Biden’s oil and gas policy falls short of climate targets, House Democrats say • Missouri Independent

Democrats on the U.S. House Natural Resources Committee on Thursday urged President Joe Biden to take stronger action to limit oil and gas production, while Republicans said cutting domestic production would only increase global emissions from foreign suppliers.

In a hearing less than a week after the US Department of the Interior published a report which called for tax updates to federal oil and gas leasing programs but offered little to reduce the industry’s climate impacts, Democrats said the administration was leaving a critical vacuum that would hamper efforts to meet Biden’s climate commitments.

Representative Alan Lowenthal, a California Democrat who chairs the energy and mineral resources subcommittee, said the proposals, which include increasing royalty and bond rates, were welcome but insufficient.

“These changes are long overdue,” Lowenthal said. “But a glaring omission from the report was any discussion of emissions from oil and gas drilling on public lands. In my opinion, this was a missed opportunity, and it is a critical issue that we must address.

Lowenthal said the report’s recommendations were “minor reforms” that would not put the United States on track to meet its climate commitments.

He and full committee chairman Raúl Grijalva, D-Arizona, said the administration could use its existing authority to more significantly reduce emissions from federal lands.

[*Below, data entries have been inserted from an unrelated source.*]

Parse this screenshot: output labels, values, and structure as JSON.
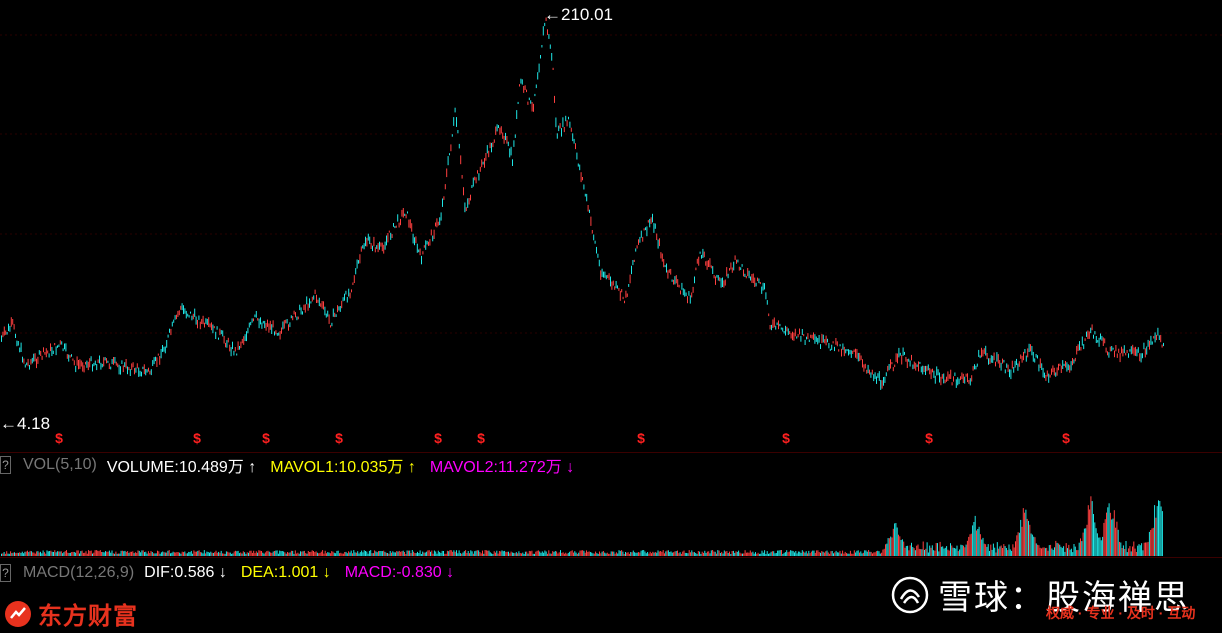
{
  "chart": {
    "peak_label": "←210.01",
    "low_label": "←4.18",
    "event_marker": "$",
    "colors": {
      "up": "#ff4040",
      "down": "#1ee6e6",
      "grid": "#2a0000",
      "marker": "#ff2020"
    }
  },
  "vol_indicator": {
    "help": "?",
    "name": "VOL(5,10)",
    "volume": {
      "text": "VOLUME:10.489万",
      "arrow": "↑",
      "color": "#ffffff"
    },
    "mavol1": {
      "text": "MAVOL1:10.035万",
      "arrow": "↑",
      "color": "#ffff00"
    },
    "mavol2": {
      "text": "MAVOL2:11.272万",
      "arrow": "↓",
      "color": "#ff00ff"
    }
  },
  "macd_indicator": {
    "help": "?",
    "name": "MACD(12,26,9)",
    "dif": {
      "text": "DIF:0.586",
      "arrow": "↓",
      "color": "#ffffff"
    },
    "dea": {
      "text": "DEA:1.001",
      "arrow": "↓",
      "color": "#ffff00"
    },
    "macd": {
      "text": "MACD:-0.830",
      "arrow": "↓",
      "color": "#ff00ff"
    }
  },
  "logo": {
    "text": "东方财富"
  },
  "watermark": {
    "brand": "雪球：股海禅思",
    "slogan": "权威 · 专业 · 及时 · 互动"
  }
}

Environmental activists have called on Biden to permanently ban the leasing of oil and gas on federal lands, saying it was a necessary step to meet the administration’s lofty climate goals.

“I can’t help but feel misled, disheartened and disappointed when I witness actions like the Home Office taking action to lease more public land for oil and gas,” Jade Begay, campaign director for climate justice for Native American advocacy group NDN Collective. and a member of the White House Environmental Justice Advisory Board, testified at the hearing.

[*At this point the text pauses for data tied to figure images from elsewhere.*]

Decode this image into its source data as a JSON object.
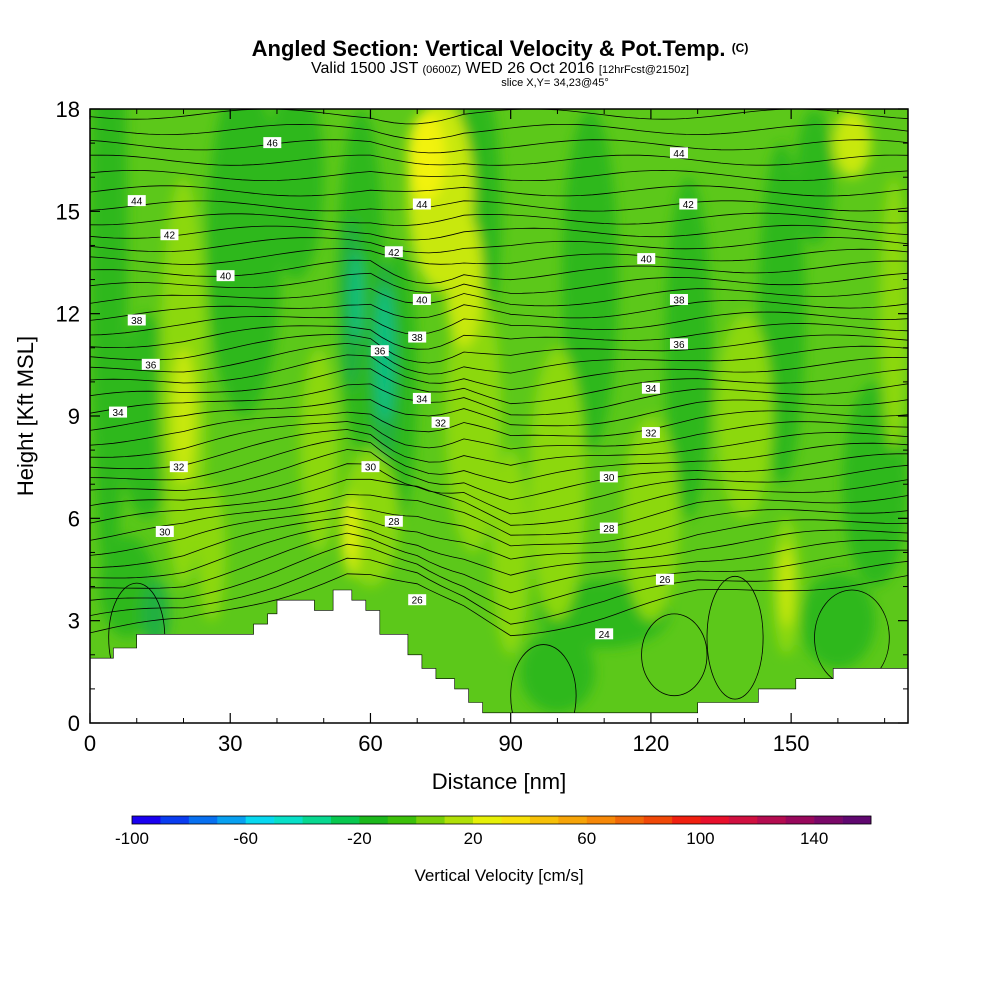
{
  "title": {
    "main": "Angled Section: Vertical Velocity & Pot.Temp.",
    "main_unit": "(C)",
    "valid_prefix": "Valid 1500 JST",
    "valid_utc": "(0600Z)",
    "valid_date": "WED 26 Oct 2016",
    "forecast": "[12hrFcst@2150z]",
    "slice": "slice X,Y= 34,23@45°"
  },
  "chart_data": {
    "type": "heatmap",
    "xlabel": "Distance [nm]",
    "ylabel": "Height [Kft MSL]",
    "xlim": [
      0,
      175
    ],
    "ylim": [
      0,
      18
    ],
    "x_ticks": [
      0,
      30,
      60,
      90,
      120,
      150
    ],
    "y_ticks": [
      0,
      3,
      6,
      9,
      12,
      15,
      18
    ],
    "x_tick_labels": [
      "0",
      "30",
      "60",
      "90",
      "120",
      "150"
    ],
    "y_tick_labels": [
      "0",
      "3",
      "6",
      "9",
      "12",
      "15",
      "18"
    ],
    "colorbar": {
      "title": "Vertical Velocity [cm/s]",
      "min": -100,
      "max": 160,
      "step": 10,
      "tick_values": [
        -100,
        -60,
        -20,
        20,
        60,
        100,
        140
      ],
      "tick_labels": [
        "-100",
        "-60",
        "-20",
        "20",
        "60",
        "100",
        "140"
      ],
      "colors": [
        "#1a00f0",
        "#0a3cf0",
        "#0870f0",
        "#08a0f0",
        "#08d8f0",
        "#08e0c8",
        "#08d890",
        "#08c850",
        "#1cb81c",
        "#3cc00a",
        "#78d008",
        "#b0e008",
        "#e6f008",
        "#f6e008",
        "#f6c008",
        "#f6a408",
        "#f68808",
        "#f06808",
        "#f04808",
        "#f02010",
        "#e8102c",
        "#d01040",
        "#b40c50",
        "#98085c",
        "#7a0868",
        "#600870"
      ]
    },
    "vertical_velocity_colors": {
      "background": "#5cc81a",
      "weak_down": "#2eb81c",
      "moderate_down": "#20b040",
      "strong_down": "#10c080",
      "weak_up": "#8cd810",
      "moderate_up": "#c8e808",
      "strong_up": "#f2f20a"
    },
    "terrain_profile": {
      "x": [
        0,
        5,
        5,
        10,
        10,
        35,
        35,
        38,
        38,
        40,
        40,
        48,
        48,
        52,
        52,
        56,
        56,
        59,
        59,
        62,
        62,
        68,
        68,
        71,
        71,
        74,
        74,
        78,
        78,
        81,
        81,
        84,
        84,
        87,
        87,
        90,
        90,
        130,
        130,
        143,
        143,
        151,
        151,
        159,
        159,
        175
      ],
      "y": [
        1.9,
        1.9,
        2.2,
        2.2,
        2.6,
        2.6,
        2.9,
        2.9,
        3.2,
        3.2,
        3.6,
        3.6,
        3.3,
        3.3,
        3.9,
        3.9,
        3.6,
        3.6,
        3.3,
        3.3,
        2.6,
        2.6,
        2.0,
        2.0,
        1.6,
        1.6,
        1.3,
        1.3,
        1.0,
        1.0,
        0.6,
        0.6,
        0.3,
        0.3,
        0.3,
        0.3,
        0.3,
        0.3,
        0.6,
        0.6,
        1.0,
        1.0,
        1.3,
        1.3,
        1.6,
        1.6
      ]
    },
    "isotherm_labels": [
      {
        "value": "46",
        "x": 39,
        "y": 17.0
      },
      {
        "value": "44",
        "x": 10,
        "y": 15.3
      },
      {
        "value": "44",
        "x": 71,
        "y": 15.2
      },
      {
        "value": "44",
        "x": 126,
        "y": 16.7
      },
      {
        "value": "42",
        "x": 17,
        "y": 14.3
      },
      {
        "value": "42",
        "x": 65,
        "y": 13.8
      },
      {
        "value": "42",
        "x": 128,
        "y": 15.2
      },
      {
        "value": "40",
        "x": 29,
        "y": 13.1
      },
      {
        "value": "40",
        "x": 71,
        "y": 12.4
      },
      {
        "value": "40",
        "x": 119,
        "y": 13.6
      },
      {
        "value": "38",
        "x": 10,
        "y": 11.8
      },
      {
        "value": "38",
        "x": 70,
        "y": 11.3
      },
      {
        "value": "38",
        "x": 126,
        "y": 12.4
      },
      {
        "value": "36",
        "x": 13,
        "y": 10.5
      },
      {
        "value": "36",
        "x": 62,
        "y": 10.9
      },
      {
        "value": "36",
        "x": 126,
        "y": 11.1
      },
      {
        "value": "34",
        "x": 6,
        "y": 9.1
      },
      {
        "value": "34",
        "x": 71,
        "y": 9.5
      },
      {
        "value": "34",
        "x": 120,
        "y": 9.8
      },
      {
        "value": "32",
        "x": 19,
        "y": 7.5
      },
      {
        "value": "32",
        "x": 75,
        "y": 8.8
      },
      {
        "value": "32",
        "x": 120,
        "y": 8.5
      },
      {
        "value": "30",
        "x": 16,
        "y": 5.6
      },
      {
        "value": "30",
        "x": 60,
        "y": 7.5
      },
      {
        "value": "30",
        "x": 111,
        "y": 7.2
      },
      {
        "value": "28",
        "x": 65,
        "y": 5.9
      },
      {
        "value": "28",
        "x": 111,
        "y": 5.7
      },
      {
        "value": "26",
        "x": 70,
        "y": 3.6
      },
      {
        "value": "26",
        "x": 123,
        "y": 4.2
      },
      {
        "value": "24",
        "x": 110,
        "y": 2.6
      }
    ],
    "isotherm_levels": [
      24,
      26,
      28,
      30,
      32,
      34,
      36,
      38,
      40,
      42,
      44,
      46
    ]
  }
}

The Biden administration suspended new leases on federal lands while its review was underway, but a Louisiana federal judge ordered the government relaunch the program in June.

Republicans on the panel largely opposed Democratic calls to cut energy production on federal lands.

The abandonment of domestic production would lead to further development of OPEC members, Russia and other countries with less stringent environmental standards, they said.

Republicans warn of “one-sided” action

Declining US production of fossil fuels would likely be replaced in the global market by oil from OPEC, Russian natural gas and coal from other countries, said Nick Loris, Conservative vice president of public policy. Coalition for Climate Solutions, a group that advocates for market climate strategies.

“I continue to fail to understand why some members of this panel who advocate – or suggest they advocate – for a clean energy future, but in fact promote policies that lead to increased global emissions,” said Representative Garret Graves. (R-La.), Mentioned.

Republicans downplayed the climate impact that reduced oil and gas production on federal lands could have, saying other global factors were more important.

“No matter how much they demonize domestic oil and gas production, America is not the problem,” panel-ranked Republican Pete Stauber of Minnesota said of Democrats’ calls for development. reduced on federal lands.

“We can’t have such a big impact just by changing what we do here at home,” said Rep. Bruce Westerman of Arkansas, the ranked Republican on the full committee.

Tom Tiffany of Wisconsin asked Begay what commitments China made at the United Nations Climate Conference last month to curb oil and gas development, which implies that any action the United States takes to reducing emissions would not be offset by the world’s second-largest economy.

“America’s unilateral disarmament of energy independence will lead to our decline,” he later said.

But Democrats have said U.S. leadership is important for international action.

“To lead in the world, we have to put our own house in order,” Grijalva said. “This includes managing and reducing greenhouse gas emissions in our public lands and waters. “

Eyes on New Mexico

Much of the debate has centered on New Mexico, the second largest producer of crude oil behind Texas.

State Senator Carrie Hamblen, a Democrat who also heads the Las Cruces Green Chamber of Commerce environmental business group, told the congressional committee that New Mexico is too dependent on fossil fuel revenue.

Erik Schlenker-Goodrich, longtime New Mexico environmentalist and executive director of the conservation nonprofit Western Environmental Law Center, called the state’s dependence on oil and gas revenues a “roller coaster” due to the volatile nature of the market.

Oil and gas tax revenues provide significant funding for education, conservation and hospital programs in the state, Stauber noted. a industry analysis in February estimated that industry accounted for a third of all state revenue in the previous fiscal year, including more than $ 1.3 billion for public education and colleges.

Hamblen confirmed Stauber’s comment on industry contributions to the state budget, but called for “a serious conversation about economic diversity.” The state has started adding revenue streams, including through the newly legalized sale of marijuana, she said.

She added that recreational use of public lands would be another economic benefit and called for increased production of renewable energy on public lands.

“There is no denying that the oil and gas industry has supported a lot of things,” Hamblen said. “What we need to do is continue this momentum of creating different sources of income, and we’re doing it in New Mexico, we’re starting that.”